Since this language only accepts "abc", we have the following transitions:

  • 1: a -> 2
  • 2: b -> 3
  • 3: c -> 4

For each state, we also have an implicit transition: if you see any other character besides the one mentioned in the rule above, you go straight to the null state (because we know your word does not match).

So, this is all you have to work with with a regular language - at any given time, while processing the word, you only know which state you are in and what the next character is.

It should also help to give an example of what is NOT regular, and the quintessential example here is the language (a^n)(b^n) - this means "some number of a's followed by the same number of b's". Why isn't this regular? Suppose you wanted to make a machine as described above that would accept all words of the language. This would entail scanning some number of a characters and then making sure that the rest of the word contained the same number of b characters. This, however, is impossible, because at any given point we only know what state we are in and what character comes next. In particular, we cannot "remember" how many a characters we have seen. To be able to do so requires that we have an infinite amount of states - one new state to record each possible number of a characters that we have seen. Since we cannot have infinitely many states in our machine, we cannot construct the machine, and such this language would not be regular.

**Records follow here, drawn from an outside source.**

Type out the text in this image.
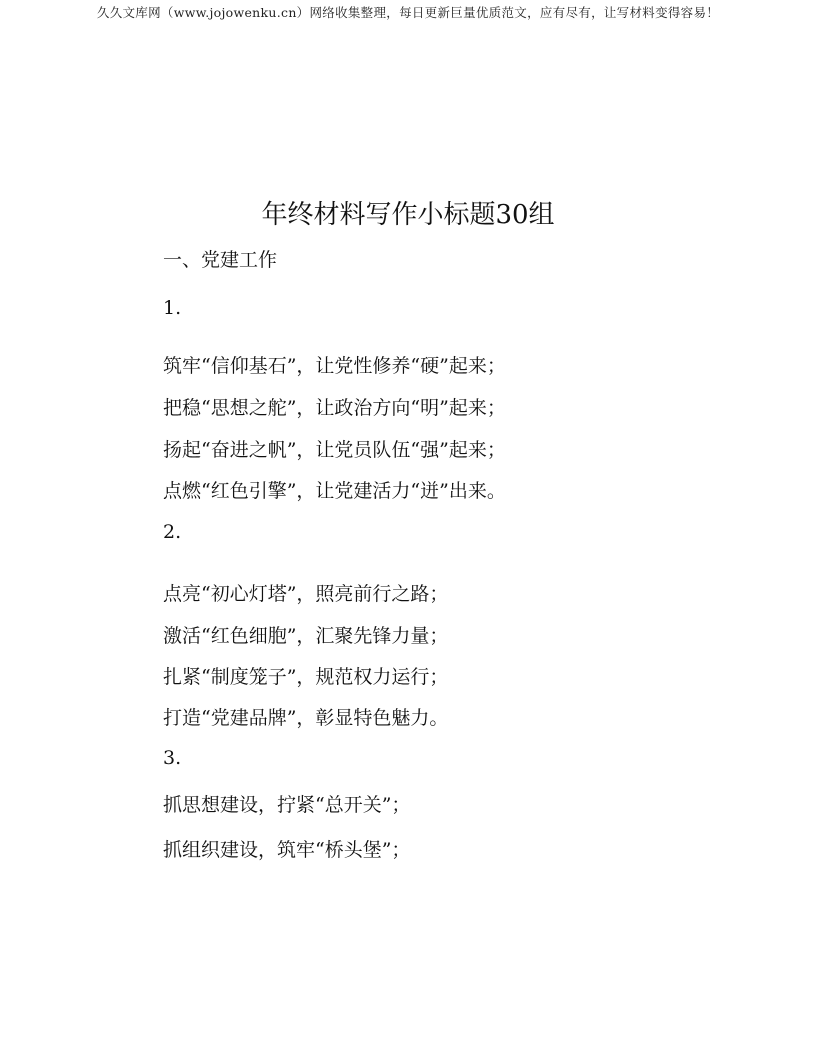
久久文库网（www.jojowenku.cn）网络收集整理，每日更新巨量优质范文，应有尽有，让写材料变得容易！
年终材料写作小标题30组
一、党建工作
1.
筑牢“信仰基石”，让党性修养“硬”起来；
把稳“思想之舵”，让政治方向“明”起来；
扬起“奋进之帆”，让党员队伍“强”起来；
点燃“红色引擎”，让党建活力“迸”出来。
2.
点亮“初心灯塔”，照亮前行之路；
激活“红色细胞”，汇聚先锋力量；
扎紧“制度笼子”，规范权力运行；
打造“党建品牌”，彰显特色魅力。
3.
抓思想建设，拧紧“总开关”；
抓组织建设，筑牢“桥头堡”；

Sorry the post was so long, but I think if I had no knowledge of the topic, I would want everything broken down to this level for me. Feel free to ask for clarifications if anything doesn't make sense.

1 accepted

In terms of regular expressions, a regular language is one that can be fully described using sets of strings. One of the examples in Wikipedia:

{"ab", "c"}{"d", "ef"} = {"abd", "abef", "cd", "cef"}

HTML is one example of a language which is a higher order of complexity than that. Each <foo> is a single entity, a node in the language. Nodes in turn have children and grandchildren, etc. For a regular language/expression, an entity/node is a single character. In a regular language nodes do not have a hierarchy, there is simply a sequence of them. A character does not have parents or children, just adjacent characters.

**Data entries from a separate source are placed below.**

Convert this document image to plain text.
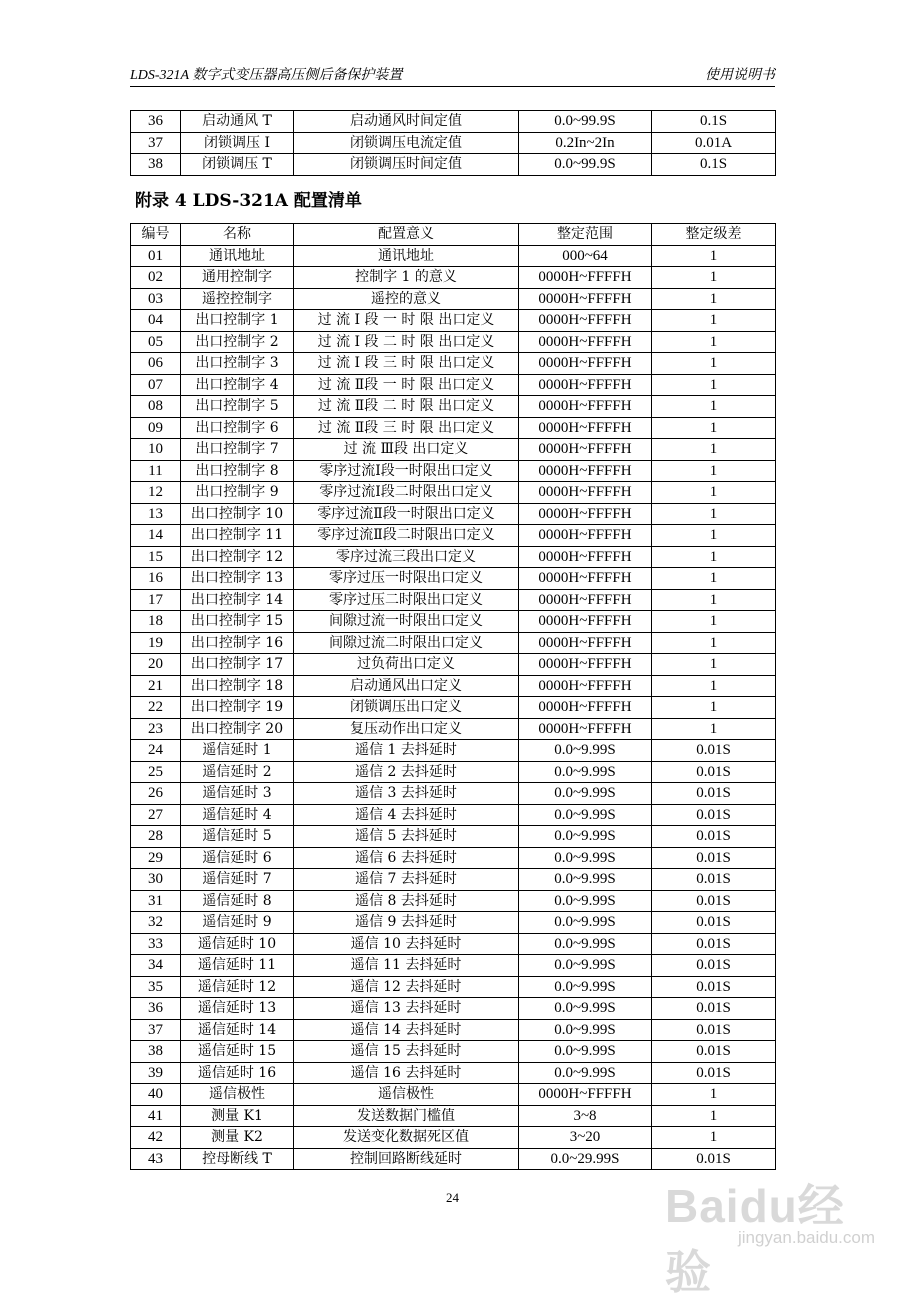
LDS-321A 数字式变压器高压侧后备保护装置	使用说明书
36	启动通风 T	启动通风时间定值	0.0~99.9S	0.1S
37	闭锁调压 I	闭锁调压电流定值	0.2In~2In	0.01A
38	闭锁调压 T	闭锁调压时间定值	0.0~99.9S	0.1S
附录 4 LDS-321A 配置清单
编号	名称	配置意义	整定范围	整定级差
01	通讯地址	通讯地址	000~64	1
02	通用控制字	控制字 1 的意义	0000H~FFFFH	1
03	遥控控制字	遥控的意义	0000H~FFFFH	1
04	出口控制字 1	过 流 Ⅰ 段 一 时 限 出口定义	0000H~FFFFH	1
05	出口控制字 2	过 流 Ⅰ 段 二 时 限 出口定义	0000H~FFFFH	1
06	出口控制字 3	过 流 Ⅰ 段 三 时 限 出口定义	0000H~FFFFH	1
07	出口控制字 4	过 流 Ⅱ段 一 时 限 出口定义	0000H~FFFFH	1
08	出口控制字 5	过 流 Ⅱ段 二 时 限 出口定义	0000H~FFFFH	1
09	出口控制字 6	过 流 Ⅱ段 三 时 限 出口定义	0000H~FFFFH	1
10	出口控制字 7	过 流 Ⅲ段 出口定义	0000H~FFFFH	1
11	出口控制字 8	零序过流Ⅰ段一时限出口定义	0000H~FFFFH	1
12	出口控制字 9	零序过流Ⅰ段二时限出口定义	0000H~FFFFH	1
13	出口控制字 10	零序过流Ⅱ段一时限出口定义	0000H~FFFFH	1
14	出口控制字 11	零序过流Ⅱ段二时限出口定义	0000H~FFFFH	1
15	出口控制字 12	零序过流三段出口定义	0000H~FFFFH	1
16	出口控制字 13	零序过压一时限出口定义	0000H~FFFFH	1
17	出口控制字 14	零序过压二时限出口定义	0000H~FFFFH	1
18	出口控制字 15	间隙过流一时限出口定义	0000H~FFFFH	1
19	出口控制字 16	间隙过流二时限出口定义	0000H~FFFFH	1
20	出口控制字 17	过负荷出口定义	0000H~FFFFH	1
21	出口控制字 18	启动通风出口定义	0000H~FFFFH	1
22	出口控制字 19	闭锁调压出口定义	0000H~FFFFH	1
23	出口控制字 20	复压动作出口定义	0000H~FFFFH	1
24	遥信延时 1	遥信 1 去抖延时	0.0~9.99S	0.01S
25	遥信延时 2	遥信 2 去抖延时	0.0~9.99S	0.01S
26	遥信延时 3	遥信 3 去抖延时	0.0~9.99S	0.01S
27	遥信延时 4	遥信 4 去抖延时	0.0~9.99S	0.01S
28	遥信延时 5	遥信 5 去抖延时	0.0~9.99S	0.01S
29	遥信延时 6	遥信 6 去抖延时	0.0~9.99S	0.01S
30	遥信延时 7	遥信 7 去抖延时	0.0~9.99S	0.01S
31	遥信延时 8	遥信 8 去抖延时	0.0~9.99S	0.01S
32	遥信延时 9	遥信 9 去抖延时	0.0~9.99S	0.01S
33	遥信延时 10	遥信 10 去抖延时	0.0~9.99S	0.01S
34	遥信延时 11	遥信 11 去抖延时	0.0~9.99S	0.01S
35	遥信延时 12	遥信 12 去抖延时	0.0~9.99S	0.01S
36	遥信延时 13	遥信 13 去抖延时	0.0~9.99S	0.01S
37	遥信延时 14	遥信 14 去抖延时	0.0~9.99S	0.01S
38	遥信延时 15	遥信 15 去抖延时	0.0~9.99S	0.01S
39	遥信延时 16	遥信 16 去抖延时	0.0~9.99S	0.01S
40	遥信极性	遥信极性	0000H~FFFFH	1
41	测量 K1	发送数据门槛值	3~8	1
42	测量 K2	发送变化数据死区值	3~20	1
43	控母断线 T	控制回路断线延时	0.0~29.99S	0.01S
24	Baidu经验
jingyan.baidu.com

Edit: Another way of explaining it: we store HTML in a string. But we eventually store that string as 0s and 1s so it is no more helpful to think of HTML as a string than it is to think of it as 0s and 1s - those are just the underlying implementation mechanism. The language itself is described purely as a hierarchy of nodes. Using regular expressions to parse HTML is working at the wrong level - there is a higher order of meaning embedded in the sets of strings which a string-set-reader can't describe.

0

The regular languages are the ones that can be recognized by the set of finite automatons. Others say the languages recognized by regular expressions. These two are equivalent as one is representable by the other and vice-versa.

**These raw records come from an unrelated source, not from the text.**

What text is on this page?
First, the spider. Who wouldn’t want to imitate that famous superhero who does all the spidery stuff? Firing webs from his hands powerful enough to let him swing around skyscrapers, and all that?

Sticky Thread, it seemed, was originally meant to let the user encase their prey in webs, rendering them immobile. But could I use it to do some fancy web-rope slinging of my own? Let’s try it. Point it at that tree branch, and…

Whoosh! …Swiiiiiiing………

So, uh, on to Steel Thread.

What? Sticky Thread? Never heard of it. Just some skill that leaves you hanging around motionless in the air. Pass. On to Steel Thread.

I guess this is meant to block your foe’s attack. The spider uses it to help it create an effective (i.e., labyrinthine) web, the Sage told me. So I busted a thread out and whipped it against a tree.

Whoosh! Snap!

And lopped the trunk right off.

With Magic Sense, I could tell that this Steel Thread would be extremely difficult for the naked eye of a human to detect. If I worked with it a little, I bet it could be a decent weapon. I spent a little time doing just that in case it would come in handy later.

To parse html you'd have to know the current 'depth' in the html tree. This is something that finite automatons can't do as they have no 'memory' to remember things.

0

In simple terms, a regular language can be entirely represented by a (complex) regular expression. This why you can parse it with Regex. A non-regular language can't.

-4

Putting it in simple terms, a regular language is a "simple" class of languages (basically anything you can recognize with a regex). A CFG has more complex rules, such that you can define much more words in the language. For example, there is no regex rule you can use to find words in the language {ab, aabb, aaabbb, ...} = {a^nb^n}. However you can define a context-free grammar which will recognize words of this sort.

Technically speaking, you can parse HTML with a regex (i.e. you can find a tag "HELLO"), but the point is that you cannot correctly parse the entire document using regex rules (i.e. you cannot find the HELLO tag and its matching closing tag).

For more information read up on Regular Languages and Context-Free Grammars

-5

I can't think of any reason properly written HTML won't be regex-able. However, improperly written HTML (as, lets face it, most HTML is) might give you trouble, since even HTML with a missing tag here or there will most likely get rendered just fine on a browser, it will be non-regex-able. As to what a regular language is, no idea.